= Hakan Taştan and Turan Topal =

Turkish converts from Islam to Christianity

Hakan Taştan and Turan Topal are two Turkish converts from Islam to Christianity who went on trial on November 23, 2006, several days before a visit to Turkey by Pope Benedict XVI on accused of insulting 'Turkishness' under Article 301 of the Turkish penal code and inciting religious hatred against Islam.

Turan Topal converted to Christianity in 1989 whereas Hakan Taştan converted in 1994.

==Charges==

They were accused of insulting Turkish heritage and inciting hate against Muslims while allegedly trying to convert other Turks to Christianity. They were charged under Turkey's Article 301, which has been used to bring charges against dozens of Turkish intellectuals. According to the written charges, the three plaintiffs, identified as Fatih Kose, 23, Alper, 16, and Oguz, 17, claimed the two Christians had called Islam a "primitive and fabricated religion" and had described Turks as a "cursed people."

They also accused the defendants of opposing the Turkish military, encouraging sexual misconduct, procuring funds from abroad to entice young people in Silivri to become Christians and secretly compiling data on private citizens for a local Bible correspondence course.

The newspaper Zaman even claimed that the two Christians were connected to Hakan Ekinci, the man who on October 3 hijacked a Turkish Airlines plane to Italy where he claimed to be Christian and a conscientious objector, and had appealed to Pope Benedict XVI for asylum.

The spokesman for the Alliance of Protestant Churches in Turkey, İsa Karataş, says that there is no evidence against them. He claims that charges filed against them are based only on verbal allegations without any proof.

They have had several hearings since November, 2006, the most recent being April 18, 2007. Another hearing is scheduled for July 18, 2007 reportedly because one of the accusers did not show up.
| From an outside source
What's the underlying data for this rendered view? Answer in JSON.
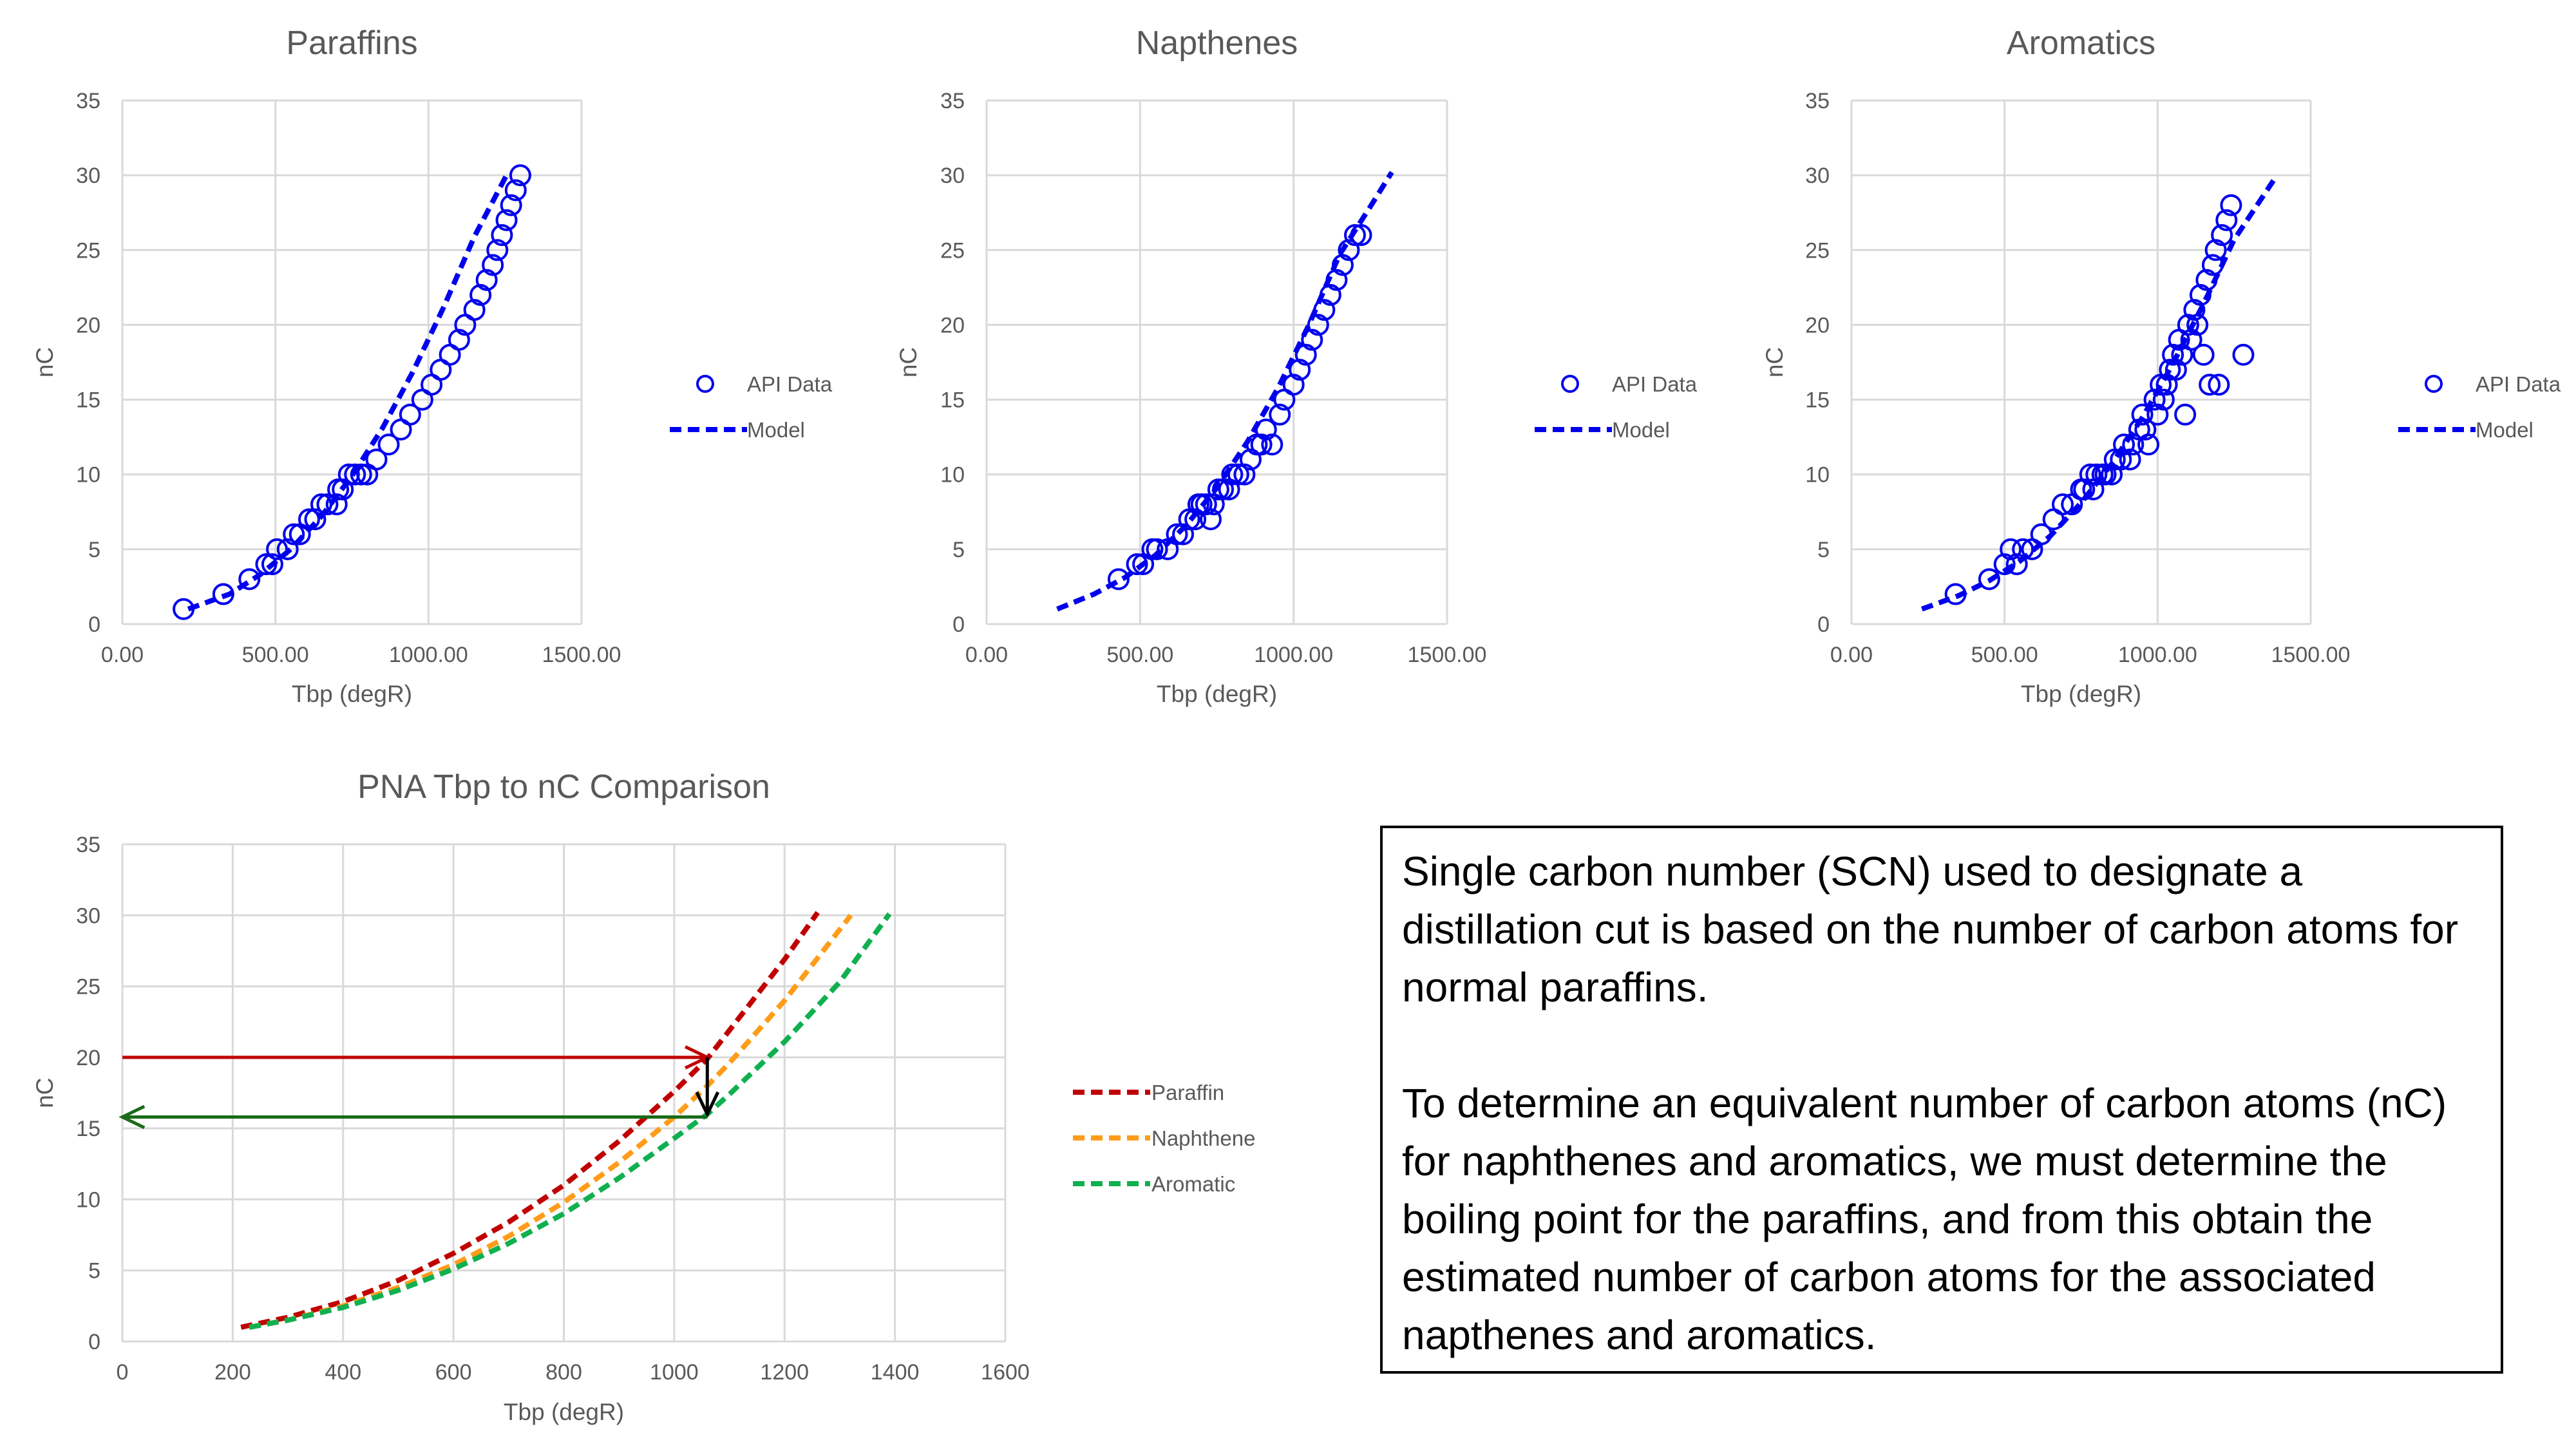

The next hearing was held in Silivri, Turkey, in September 2007, where the judge excused himself from the trial. He then referred the case to a judge in a higher court district in Istanbul. In July 2007 they were summoned by the police and ordered to pay a fine for collecting money without a permission. This first hearing was scheduled for December 29, 2007. The trials did not actually occur until 2010.

==Verdict==
In March 2009 Tastan and Topal were found guilty of 'illegal collection of funds' and were fined 600 Turkish lira; this was regarding their receiving church offerings without government permission.

In October 2010, the pair were found not guilty of ‘offending Turkishness’.